Oleh: Bahar Rustajab
Dewan Pembina Gerbang Kota
Dalam logika pembangunan, infrastruktur jalan adalah nadi utama yang menghubungkan pusat produksi dan distribusi. Namun, ironi mencolok muncul di kawasan vital ekonomi Kota Kendari: jalan menuju Newport Peti Kemas Bungkutoko sebagai simpul logistik regional justru mengalami kerusakan parah, sempit, dan minim penerangan. Ini adalah anomali dalam logika pembangunan: pusat distribusi modern dikelilingi oleh akses transportasi yang terbelakang.

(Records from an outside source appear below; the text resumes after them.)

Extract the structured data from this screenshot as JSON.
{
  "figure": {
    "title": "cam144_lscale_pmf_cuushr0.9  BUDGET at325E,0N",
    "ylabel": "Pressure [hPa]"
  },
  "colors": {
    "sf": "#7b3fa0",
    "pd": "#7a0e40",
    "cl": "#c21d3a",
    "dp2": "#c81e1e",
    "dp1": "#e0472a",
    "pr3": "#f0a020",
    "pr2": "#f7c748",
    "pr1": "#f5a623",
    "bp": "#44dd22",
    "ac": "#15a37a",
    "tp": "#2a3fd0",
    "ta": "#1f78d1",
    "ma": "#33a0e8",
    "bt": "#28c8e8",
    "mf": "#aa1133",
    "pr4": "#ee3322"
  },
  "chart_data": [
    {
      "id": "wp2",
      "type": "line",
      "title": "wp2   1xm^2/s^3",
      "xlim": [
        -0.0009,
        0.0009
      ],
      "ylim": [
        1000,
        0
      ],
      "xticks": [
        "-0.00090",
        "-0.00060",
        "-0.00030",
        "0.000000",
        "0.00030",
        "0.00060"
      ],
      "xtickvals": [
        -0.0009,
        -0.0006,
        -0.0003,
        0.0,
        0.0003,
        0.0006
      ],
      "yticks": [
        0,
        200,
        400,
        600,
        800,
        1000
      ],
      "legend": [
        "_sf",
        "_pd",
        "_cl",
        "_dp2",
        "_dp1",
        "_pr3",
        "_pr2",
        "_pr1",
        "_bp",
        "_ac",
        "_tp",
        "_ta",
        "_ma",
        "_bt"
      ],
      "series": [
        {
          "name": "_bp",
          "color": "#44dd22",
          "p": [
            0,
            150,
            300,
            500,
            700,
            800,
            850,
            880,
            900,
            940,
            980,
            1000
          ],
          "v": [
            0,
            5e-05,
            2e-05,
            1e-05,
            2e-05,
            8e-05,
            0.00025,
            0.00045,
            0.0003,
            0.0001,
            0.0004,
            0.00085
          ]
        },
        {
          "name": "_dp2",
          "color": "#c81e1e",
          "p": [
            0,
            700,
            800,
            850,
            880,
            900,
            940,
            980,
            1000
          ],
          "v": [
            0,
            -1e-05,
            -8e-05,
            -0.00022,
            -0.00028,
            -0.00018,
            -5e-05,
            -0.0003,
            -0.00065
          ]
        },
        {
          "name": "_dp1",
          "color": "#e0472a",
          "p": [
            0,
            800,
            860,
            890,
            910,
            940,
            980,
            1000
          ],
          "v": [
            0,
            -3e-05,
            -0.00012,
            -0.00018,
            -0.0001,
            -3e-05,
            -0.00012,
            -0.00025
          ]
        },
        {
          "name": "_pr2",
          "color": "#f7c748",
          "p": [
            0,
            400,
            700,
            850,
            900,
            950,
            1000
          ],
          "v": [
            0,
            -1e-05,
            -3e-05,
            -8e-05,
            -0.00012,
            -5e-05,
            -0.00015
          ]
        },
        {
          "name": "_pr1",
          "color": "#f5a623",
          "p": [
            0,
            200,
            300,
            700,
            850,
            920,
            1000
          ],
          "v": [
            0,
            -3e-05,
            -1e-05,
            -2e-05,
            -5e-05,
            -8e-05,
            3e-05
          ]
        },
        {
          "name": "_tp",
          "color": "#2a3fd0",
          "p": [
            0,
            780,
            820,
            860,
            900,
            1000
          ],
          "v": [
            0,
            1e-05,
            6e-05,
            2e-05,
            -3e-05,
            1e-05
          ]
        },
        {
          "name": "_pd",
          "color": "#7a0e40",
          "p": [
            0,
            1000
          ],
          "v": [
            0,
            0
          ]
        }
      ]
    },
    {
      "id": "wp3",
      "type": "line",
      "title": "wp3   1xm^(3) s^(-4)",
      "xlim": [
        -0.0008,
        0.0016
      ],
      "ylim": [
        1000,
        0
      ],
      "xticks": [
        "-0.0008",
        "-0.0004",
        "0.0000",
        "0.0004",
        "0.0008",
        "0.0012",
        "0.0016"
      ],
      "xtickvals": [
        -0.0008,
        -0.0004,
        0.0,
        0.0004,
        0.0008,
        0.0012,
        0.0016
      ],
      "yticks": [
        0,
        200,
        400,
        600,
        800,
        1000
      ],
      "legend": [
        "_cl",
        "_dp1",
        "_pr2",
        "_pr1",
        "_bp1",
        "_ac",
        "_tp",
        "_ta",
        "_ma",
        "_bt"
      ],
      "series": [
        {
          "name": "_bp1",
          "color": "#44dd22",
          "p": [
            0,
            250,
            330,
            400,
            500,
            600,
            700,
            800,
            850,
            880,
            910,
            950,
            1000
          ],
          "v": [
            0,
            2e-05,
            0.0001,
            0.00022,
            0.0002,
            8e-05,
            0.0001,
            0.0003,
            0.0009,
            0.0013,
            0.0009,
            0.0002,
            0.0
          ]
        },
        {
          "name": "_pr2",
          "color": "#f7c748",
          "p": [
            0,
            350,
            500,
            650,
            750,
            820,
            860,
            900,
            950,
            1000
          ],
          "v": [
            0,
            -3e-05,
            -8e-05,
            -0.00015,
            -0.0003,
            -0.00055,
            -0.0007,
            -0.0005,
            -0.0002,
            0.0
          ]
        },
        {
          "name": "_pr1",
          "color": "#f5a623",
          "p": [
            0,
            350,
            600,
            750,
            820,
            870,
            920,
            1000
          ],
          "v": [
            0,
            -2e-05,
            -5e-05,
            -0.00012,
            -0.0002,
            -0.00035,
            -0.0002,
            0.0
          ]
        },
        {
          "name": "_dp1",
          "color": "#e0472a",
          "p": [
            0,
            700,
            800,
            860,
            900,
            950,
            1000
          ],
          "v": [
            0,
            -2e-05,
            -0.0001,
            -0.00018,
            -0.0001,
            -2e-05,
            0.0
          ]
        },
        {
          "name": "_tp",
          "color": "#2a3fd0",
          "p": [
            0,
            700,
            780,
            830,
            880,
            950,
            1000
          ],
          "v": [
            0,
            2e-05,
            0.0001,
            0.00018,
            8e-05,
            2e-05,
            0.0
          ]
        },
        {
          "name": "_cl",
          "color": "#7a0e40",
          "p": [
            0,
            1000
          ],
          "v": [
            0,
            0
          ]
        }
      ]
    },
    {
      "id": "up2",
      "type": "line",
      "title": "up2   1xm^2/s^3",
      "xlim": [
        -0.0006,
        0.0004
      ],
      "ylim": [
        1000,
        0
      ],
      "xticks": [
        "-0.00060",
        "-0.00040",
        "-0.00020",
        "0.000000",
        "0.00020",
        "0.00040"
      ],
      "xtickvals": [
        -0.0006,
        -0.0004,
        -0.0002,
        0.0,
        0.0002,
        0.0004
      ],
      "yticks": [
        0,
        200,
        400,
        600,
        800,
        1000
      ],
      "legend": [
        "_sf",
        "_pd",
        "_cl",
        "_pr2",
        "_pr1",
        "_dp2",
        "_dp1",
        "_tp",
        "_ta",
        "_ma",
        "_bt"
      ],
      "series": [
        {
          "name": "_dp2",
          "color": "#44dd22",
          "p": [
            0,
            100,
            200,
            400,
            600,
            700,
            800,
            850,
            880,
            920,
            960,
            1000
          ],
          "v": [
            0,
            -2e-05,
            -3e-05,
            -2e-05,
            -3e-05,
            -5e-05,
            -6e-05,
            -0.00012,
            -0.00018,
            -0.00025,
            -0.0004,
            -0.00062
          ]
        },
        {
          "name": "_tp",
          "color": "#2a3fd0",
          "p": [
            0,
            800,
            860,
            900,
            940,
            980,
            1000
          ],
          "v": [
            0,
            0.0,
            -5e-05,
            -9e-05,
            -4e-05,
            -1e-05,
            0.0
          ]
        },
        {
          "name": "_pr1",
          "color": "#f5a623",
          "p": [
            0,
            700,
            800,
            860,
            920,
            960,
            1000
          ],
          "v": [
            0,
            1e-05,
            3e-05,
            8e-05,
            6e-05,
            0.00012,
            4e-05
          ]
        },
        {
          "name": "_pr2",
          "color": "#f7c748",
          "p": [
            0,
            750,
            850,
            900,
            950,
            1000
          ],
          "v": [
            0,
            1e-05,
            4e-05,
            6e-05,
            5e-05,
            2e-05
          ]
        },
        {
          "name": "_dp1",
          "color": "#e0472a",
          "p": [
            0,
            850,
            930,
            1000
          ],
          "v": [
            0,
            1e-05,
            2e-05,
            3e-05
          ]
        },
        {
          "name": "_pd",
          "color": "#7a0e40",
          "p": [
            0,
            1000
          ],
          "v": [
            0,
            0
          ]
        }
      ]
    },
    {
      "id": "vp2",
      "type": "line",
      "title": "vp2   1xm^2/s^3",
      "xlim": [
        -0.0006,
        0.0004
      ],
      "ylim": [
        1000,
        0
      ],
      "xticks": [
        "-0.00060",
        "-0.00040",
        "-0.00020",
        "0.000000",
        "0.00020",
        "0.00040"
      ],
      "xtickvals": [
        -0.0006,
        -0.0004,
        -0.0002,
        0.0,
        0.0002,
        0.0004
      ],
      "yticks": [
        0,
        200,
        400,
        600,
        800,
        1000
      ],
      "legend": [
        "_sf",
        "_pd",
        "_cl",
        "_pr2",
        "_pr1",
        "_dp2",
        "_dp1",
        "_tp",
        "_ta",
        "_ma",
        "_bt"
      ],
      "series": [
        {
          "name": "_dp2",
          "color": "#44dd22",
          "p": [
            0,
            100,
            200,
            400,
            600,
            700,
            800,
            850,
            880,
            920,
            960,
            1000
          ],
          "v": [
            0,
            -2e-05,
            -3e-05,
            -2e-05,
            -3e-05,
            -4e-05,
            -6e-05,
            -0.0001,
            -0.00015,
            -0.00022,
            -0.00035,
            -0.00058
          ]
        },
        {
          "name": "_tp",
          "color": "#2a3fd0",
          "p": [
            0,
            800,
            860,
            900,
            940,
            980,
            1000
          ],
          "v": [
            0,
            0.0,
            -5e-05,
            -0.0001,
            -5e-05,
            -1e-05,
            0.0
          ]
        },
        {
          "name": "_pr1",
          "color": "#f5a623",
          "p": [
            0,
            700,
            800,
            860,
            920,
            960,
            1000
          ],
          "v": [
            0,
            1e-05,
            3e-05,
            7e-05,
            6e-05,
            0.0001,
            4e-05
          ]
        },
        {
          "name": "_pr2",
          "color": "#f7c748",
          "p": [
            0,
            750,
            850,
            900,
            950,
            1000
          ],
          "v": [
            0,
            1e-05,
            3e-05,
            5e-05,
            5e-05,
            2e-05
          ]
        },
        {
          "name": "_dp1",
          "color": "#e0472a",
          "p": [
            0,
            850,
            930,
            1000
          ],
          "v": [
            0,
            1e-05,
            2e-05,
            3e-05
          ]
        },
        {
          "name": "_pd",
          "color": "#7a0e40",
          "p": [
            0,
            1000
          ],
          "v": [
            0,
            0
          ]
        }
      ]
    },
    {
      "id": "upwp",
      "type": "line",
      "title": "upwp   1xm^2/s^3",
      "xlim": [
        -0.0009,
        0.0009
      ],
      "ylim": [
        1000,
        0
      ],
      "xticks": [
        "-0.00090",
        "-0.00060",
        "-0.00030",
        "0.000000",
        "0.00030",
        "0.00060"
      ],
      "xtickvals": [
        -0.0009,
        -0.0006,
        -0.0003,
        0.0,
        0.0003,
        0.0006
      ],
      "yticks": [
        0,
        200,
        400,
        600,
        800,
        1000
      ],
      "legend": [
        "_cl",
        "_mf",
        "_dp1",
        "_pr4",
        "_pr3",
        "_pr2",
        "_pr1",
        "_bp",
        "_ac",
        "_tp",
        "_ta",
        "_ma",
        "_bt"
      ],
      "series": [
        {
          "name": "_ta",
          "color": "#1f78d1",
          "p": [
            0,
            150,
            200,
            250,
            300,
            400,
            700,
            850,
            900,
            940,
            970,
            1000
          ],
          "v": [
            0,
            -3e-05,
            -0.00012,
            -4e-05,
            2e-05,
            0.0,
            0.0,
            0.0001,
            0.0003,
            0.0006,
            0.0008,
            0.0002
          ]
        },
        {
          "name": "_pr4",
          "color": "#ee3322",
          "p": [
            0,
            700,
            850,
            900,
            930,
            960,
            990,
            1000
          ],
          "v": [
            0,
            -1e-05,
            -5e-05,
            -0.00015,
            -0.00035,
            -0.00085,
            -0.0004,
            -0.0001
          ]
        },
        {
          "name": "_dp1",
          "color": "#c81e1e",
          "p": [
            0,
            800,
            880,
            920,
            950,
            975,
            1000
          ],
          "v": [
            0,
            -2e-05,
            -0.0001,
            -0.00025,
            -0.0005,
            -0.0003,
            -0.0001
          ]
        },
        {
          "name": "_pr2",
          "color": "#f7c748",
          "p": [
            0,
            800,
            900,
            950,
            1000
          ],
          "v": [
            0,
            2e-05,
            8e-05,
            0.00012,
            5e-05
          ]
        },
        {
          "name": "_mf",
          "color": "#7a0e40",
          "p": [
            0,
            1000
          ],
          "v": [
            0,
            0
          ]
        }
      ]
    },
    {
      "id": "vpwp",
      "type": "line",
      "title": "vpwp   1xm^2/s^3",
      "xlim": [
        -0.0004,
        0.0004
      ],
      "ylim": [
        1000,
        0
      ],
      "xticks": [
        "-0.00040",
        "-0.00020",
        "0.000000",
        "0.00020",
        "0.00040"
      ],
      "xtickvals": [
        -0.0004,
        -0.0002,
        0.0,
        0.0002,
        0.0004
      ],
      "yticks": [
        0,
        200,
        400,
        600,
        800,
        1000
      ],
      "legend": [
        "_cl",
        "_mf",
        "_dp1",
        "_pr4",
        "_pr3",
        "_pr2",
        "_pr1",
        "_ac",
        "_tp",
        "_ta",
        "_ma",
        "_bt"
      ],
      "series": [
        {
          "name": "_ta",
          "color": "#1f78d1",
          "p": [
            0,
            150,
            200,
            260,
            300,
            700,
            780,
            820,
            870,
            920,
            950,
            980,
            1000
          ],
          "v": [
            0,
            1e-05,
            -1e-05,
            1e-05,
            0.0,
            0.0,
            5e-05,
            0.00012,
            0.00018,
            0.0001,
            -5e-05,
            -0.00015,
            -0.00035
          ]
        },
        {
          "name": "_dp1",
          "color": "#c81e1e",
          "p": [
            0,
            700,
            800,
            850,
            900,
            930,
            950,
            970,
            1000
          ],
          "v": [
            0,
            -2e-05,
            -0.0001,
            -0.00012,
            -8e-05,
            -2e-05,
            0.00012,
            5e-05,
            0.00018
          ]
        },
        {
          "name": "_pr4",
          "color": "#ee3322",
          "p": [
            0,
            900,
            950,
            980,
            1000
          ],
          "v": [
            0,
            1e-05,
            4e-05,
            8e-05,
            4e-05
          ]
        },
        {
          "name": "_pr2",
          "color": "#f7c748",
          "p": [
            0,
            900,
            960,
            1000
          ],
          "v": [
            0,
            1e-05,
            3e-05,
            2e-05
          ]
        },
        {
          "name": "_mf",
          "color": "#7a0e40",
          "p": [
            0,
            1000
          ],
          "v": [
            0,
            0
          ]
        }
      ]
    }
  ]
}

Titik Kontras: Modernitas vs Akses Tradisional
Newport Bungkutoko dirancang sebagai pelabuhan peti kemas modern, namun akses jalannya tidak mencerminkan kapasitas pelabuhan itu sendiri. Truk-truk besar harus melalui jalan sempit yang kerap rusak dan rawan banjir. Alih-alih mempercepat distribusi, jalan ini memperlambat logistik, meningkatkan biaya operasional, dan memperburuk keselamatan kerja.
Beban Ekonomi dan Sosial
Kerusakan jalan menyebabkan:
Keterlambatan logistik barang ekspor dan impor. Kenaikan ongkos angkut dan biaya distribusi bahan pokok. Ketidaknyamanan warga sekitar, karena getaran, debu, dan kecelakaan lalu lintas. Risiko terhadap keberlanjutan investasi swasta dan publik di kawasan industri Kendari.
Kausalitas yang Terbalik
Dalam banyak studi pengembangan pelabuhan, infrastruktur jalan dibangun lebih dahulu sebagai dukungan dasar. Namun di Kendari, pembangunan pelabuhan mendahului penguatan jalannya. Hal ini memperlihatkan pendekatan perencanaan yang terputus (di sintegratif) antara pusat logistik dan tata kelola wilayah.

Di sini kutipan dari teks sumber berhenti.